Living in Lavapiés: A Series Set in Spain
Eighteen months ago in my new apartment with Helena in Lavapiés, I slept without sheets. The neon light from the “Restaurante Chino Wanfeng” sign across the street strained through the slats in my blinds and flashed onto my walls. Motos revved their engines to make it up the steepest part of the hill and the part right outside of my balcony. The soothing sounds of my hometown—the desert at night, the buzzing of winged insects, the cooing of crickets, and the howling of coyotes—have been replaced by noise: Spanish shouting, glass shattering, babies crying, bongos banging. I used to wear earplugs and sandwich my head between pillows, but now the outside ruckus rocks me to sleep.
Tonight, however, I am far from home, on the edges on Madrid, and the fourth to last stop on the light green metro line. It’s one in the morning and I am rushing to catch the last train. I spent the evening in a Spanish home with olives, manchego cheese, and fútbol highlights. I walk for fifteen minutes through a park and I don’t see anyone. It’s silent and I am scared.
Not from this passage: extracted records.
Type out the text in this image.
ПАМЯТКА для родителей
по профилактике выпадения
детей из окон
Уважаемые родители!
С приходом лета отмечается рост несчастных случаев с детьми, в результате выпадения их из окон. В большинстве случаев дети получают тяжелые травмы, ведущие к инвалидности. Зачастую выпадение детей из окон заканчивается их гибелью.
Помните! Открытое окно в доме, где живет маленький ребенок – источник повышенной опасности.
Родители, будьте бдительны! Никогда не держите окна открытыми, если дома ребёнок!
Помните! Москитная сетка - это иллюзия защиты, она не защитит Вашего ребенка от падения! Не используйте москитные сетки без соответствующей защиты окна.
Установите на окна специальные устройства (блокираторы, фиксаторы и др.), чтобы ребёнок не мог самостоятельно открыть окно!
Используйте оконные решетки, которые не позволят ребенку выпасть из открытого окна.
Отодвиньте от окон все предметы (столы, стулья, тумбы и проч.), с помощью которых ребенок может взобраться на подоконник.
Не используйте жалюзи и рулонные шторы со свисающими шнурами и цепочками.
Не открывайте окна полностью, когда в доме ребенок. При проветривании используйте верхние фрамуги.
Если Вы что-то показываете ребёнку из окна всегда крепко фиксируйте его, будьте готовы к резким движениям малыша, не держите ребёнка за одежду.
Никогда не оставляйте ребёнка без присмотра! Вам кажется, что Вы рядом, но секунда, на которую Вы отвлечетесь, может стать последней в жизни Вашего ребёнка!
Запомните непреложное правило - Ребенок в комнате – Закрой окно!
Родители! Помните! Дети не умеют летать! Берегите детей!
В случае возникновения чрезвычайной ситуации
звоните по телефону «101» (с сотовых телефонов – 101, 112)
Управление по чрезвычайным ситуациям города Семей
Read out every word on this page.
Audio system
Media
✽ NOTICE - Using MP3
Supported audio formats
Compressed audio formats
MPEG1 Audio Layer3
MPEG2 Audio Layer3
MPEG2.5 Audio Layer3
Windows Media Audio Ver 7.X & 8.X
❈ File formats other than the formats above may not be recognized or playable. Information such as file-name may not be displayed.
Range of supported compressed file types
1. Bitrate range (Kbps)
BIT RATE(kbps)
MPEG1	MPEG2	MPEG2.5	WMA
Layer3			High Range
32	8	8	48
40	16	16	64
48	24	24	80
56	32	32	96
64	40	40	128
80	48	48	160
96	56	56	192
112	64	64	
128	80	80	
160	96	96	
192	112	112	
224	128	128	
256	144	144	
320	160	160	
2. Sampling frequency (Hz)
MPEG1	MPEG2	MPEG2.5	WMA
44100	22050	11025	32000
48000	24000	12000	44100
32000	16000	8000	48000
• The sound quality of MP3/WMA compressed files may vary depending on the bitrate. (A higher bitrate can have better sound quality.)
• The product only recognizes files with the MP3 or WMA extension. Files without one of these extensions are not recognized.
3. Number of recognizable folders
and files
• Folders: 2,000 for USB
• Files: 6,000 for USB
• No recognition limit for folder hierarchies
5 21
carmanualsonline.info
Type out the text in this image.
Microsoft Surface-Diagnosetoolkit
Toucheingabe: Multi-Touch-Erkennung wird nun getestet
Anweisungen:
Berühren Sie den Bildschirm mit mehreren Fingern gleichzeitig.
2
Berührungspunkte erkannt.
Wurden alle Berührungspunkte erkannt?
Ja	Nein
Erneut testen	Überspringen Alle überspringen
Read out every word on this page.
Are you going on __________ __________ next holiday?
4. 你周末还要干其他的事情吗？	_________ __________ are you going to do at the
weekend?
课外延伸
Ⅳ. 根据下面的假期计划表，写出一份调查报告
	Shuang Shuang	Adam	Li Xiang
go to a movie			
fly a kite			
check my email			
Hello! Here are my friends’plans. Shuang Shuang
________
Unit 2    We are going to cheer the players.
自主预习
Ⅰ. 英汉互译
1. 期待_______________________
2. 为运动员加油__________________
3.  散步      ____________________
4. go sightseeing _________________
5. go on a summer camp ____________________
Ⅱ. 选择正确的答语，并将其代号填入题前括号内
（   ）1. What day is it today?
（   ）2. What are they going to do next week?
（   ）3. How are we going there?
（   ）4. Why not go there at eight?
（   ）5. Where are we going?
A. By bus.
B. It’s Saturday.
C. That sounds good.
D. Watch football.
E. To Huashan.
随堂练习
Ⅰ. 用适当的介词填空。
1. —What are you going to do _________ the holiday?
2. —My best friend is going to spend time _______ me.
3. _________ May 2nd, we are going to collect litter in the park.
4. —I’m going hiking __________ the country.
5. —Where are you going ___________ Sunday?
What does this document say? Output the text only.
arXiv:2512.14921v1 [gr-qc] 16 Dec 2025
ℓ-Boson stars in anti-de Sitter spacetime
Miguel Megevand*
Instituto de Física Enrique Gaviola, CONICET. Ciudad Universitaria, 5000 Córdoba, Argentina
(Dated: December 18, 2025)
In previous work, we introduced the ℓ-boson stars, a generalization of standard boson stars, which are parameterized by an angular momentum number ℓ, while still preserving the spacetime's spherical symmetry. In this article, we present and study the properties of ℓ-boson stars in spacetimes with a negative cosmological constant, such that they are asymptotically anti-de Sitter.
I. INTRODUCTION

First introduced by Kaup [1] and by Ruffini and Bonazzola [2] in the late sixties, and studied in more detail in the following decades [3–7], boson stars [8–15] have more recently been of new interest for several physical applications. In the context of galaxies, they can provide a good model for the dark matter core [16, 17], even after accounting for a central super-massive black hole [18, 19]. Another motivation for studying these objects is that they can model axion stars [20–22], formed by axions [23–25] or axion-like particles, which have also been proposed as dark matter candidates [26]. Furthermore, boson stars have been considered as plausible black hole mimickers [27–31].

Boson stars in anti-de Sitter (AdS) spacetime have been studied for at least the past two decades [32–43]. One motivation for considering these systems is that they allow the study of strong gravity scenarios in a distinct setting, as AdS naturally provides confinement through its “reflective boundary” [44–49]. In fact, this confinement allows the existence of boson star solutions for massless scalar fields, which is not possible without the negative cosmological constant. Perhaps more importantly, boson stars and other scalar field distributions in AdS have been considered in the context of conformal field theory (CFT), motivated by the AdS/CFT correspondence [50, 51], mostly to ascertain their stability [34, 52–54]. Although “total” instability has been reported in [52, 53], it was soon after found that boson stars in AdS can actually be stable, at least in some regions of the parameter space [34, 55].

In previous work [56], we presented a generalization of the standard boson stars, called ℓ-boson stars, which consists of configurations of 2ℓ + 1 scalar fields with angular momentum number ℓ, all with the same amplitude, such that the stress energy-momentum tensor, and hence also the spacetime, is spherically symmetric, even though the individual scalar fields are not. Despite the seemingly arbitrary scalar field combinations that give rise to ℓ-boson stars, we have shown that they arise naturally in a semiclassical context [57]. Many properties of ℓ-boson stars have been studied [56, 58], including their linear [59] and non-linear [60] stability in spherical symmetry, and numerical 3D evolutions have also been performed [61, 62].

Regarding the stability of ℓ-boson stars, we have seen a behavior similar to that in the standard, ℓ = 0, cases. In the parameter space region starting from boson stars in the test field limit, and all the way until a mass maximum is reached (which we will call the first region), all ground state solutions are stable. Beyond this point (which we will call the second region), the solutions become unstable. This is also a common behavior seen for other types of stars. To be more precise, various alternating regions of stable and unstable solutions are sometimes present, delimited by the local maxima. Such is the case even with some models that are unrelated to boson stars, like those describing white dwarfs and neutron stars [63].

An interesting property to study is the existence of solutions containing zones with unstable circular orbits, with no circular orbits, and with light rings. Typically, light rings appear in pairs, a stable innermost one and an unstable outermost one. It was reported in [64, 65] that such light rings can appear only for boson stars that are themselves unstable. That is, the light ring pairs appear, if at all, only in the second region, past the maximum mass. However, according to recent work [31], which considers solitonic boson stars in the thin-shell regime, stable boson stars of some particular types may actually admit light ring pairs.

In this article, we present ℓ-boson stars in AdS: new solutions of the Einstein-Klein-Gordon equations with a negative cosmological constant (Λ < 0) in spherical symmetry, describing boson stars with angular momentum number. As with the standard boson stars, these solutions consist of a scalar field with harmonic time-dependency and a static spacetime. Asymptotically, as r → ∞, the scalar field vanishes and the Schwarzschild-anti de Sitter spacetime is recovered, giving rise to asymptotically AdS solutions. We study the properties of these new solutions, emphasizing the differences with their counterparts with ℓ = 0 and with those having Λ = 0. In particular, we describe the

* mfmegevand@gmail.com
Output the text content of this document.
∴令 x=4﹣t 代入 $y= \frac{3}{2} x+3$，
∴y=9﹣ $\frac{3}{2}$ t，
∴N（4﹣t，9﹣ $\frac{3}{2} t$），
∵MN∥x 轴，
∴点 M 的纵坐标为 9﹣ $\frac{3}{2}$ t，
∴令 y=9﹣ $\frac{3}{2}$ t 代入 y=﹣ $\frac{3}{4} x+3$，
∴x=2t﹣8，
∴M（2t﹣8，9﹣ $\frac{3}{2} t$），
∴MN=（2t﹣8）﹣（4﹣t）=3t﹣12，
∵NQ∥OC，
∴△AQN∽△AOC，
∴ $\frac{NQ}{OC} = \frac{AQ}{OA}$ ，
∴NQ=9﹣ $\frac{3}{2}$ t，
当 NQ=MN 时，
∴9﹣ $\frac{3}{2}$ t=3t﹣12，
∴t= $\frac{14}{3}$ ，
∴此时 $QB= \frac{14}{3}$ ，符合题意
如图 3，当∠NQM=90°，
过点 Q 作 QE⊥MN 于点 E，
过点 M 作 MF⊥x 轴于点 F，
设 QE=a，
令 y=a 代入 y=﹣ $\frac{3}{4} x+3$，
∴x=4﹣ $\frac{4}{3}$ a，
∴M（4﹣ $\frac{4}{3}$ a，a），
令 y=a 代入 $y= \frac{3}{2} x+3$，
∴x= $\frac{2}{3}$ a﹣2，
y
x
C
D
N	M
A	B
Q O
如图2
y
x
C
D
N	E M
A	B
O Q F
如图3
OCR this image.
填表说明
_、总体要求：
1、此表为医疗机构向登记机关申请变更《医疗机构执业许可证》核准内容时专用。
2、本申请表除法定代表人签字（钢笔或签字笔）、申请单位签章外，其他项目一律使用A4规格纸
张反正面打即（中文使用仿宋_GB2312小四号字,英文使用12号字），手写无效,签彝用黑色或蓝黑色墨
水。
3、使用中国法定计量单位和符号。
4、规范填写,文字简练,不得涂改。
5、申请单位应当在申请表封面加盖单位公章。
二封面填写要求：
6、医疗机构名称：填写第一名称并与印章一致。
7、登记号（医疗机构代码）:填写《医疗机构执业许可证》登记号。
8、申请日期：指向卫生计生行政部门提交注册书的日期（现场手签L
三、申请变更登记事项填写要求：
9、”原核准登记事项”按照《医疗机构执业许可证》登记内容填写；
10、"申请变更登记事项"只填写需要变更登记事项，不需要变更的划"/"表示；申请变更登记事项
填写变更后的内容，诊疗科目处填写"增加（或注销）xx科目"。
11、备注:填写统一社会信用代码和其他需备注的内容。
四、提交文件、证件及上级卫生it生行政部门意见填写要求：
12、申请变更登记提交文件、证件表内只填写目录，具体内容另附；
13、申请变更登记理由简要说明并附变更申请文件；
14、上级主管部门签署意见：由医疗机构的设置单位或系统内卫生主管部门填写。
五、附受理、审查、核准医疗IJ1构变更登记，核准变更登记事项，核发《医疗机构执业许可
I am in an affluent neighborhood and the park is beautiful but the quietness leaves me thinking, anticipating a loudness all at once—a “Boo!”—so I look behind me often and walk briskly. I release a heavy sigh while walking down the escalator into the dank metro tunnels. Smells of piss, mold, and alcohol swirl around the moving trains and I feel safe.
Four American girls and I celebrated the holidays in Scandinavia. On the trains in Copenhagen and Stockholm, personal space expands, but conversations stay close. We, however, seem to burst in these quiet environments and embrace our “ousiderness.” The pressure to blend in lessens when we leave our Spanish city and we are free to wear layers of mixed patterns and colors, to speak English without guilt, to let our hair stay knotted and greasy under our knit hats.
In Stockholm, the city feels still. The snow crunching and collapsing under my boots gives rhythm to our journey home—crossing the bridge over slushy water and scooting down an icy hill into our neighborhood where glowing paper stars hang in most windows. The city, this suburb, our temporary Airbnb home feel insulated, but I remain on the verge—waiting for an explosion of chatter, a bottle to break. This anticipation feels unsettling and makes my brain churn. I think of my students.
My students never rest. The volume oscillates from soft Spanish susurras, whispers, to shouts that extend across the room. The brief moments of focus bring silence, but they break with noise that is not easily tamed. Silence doesn’t sit well with my Spanish students—they seem at ease in an agitated environment, one where I have to tell myself tranquila. They know their volume is irritating and inappropriate and occasionally one will yell “¡Que te calles!” the equivalent to “Shut up!” in an effort to relieve my apparent distress. I have forgotten the power of silence and empty space—the power of pausing on the edge of a neighborhood to observe what lies beyond the boundaries we call home.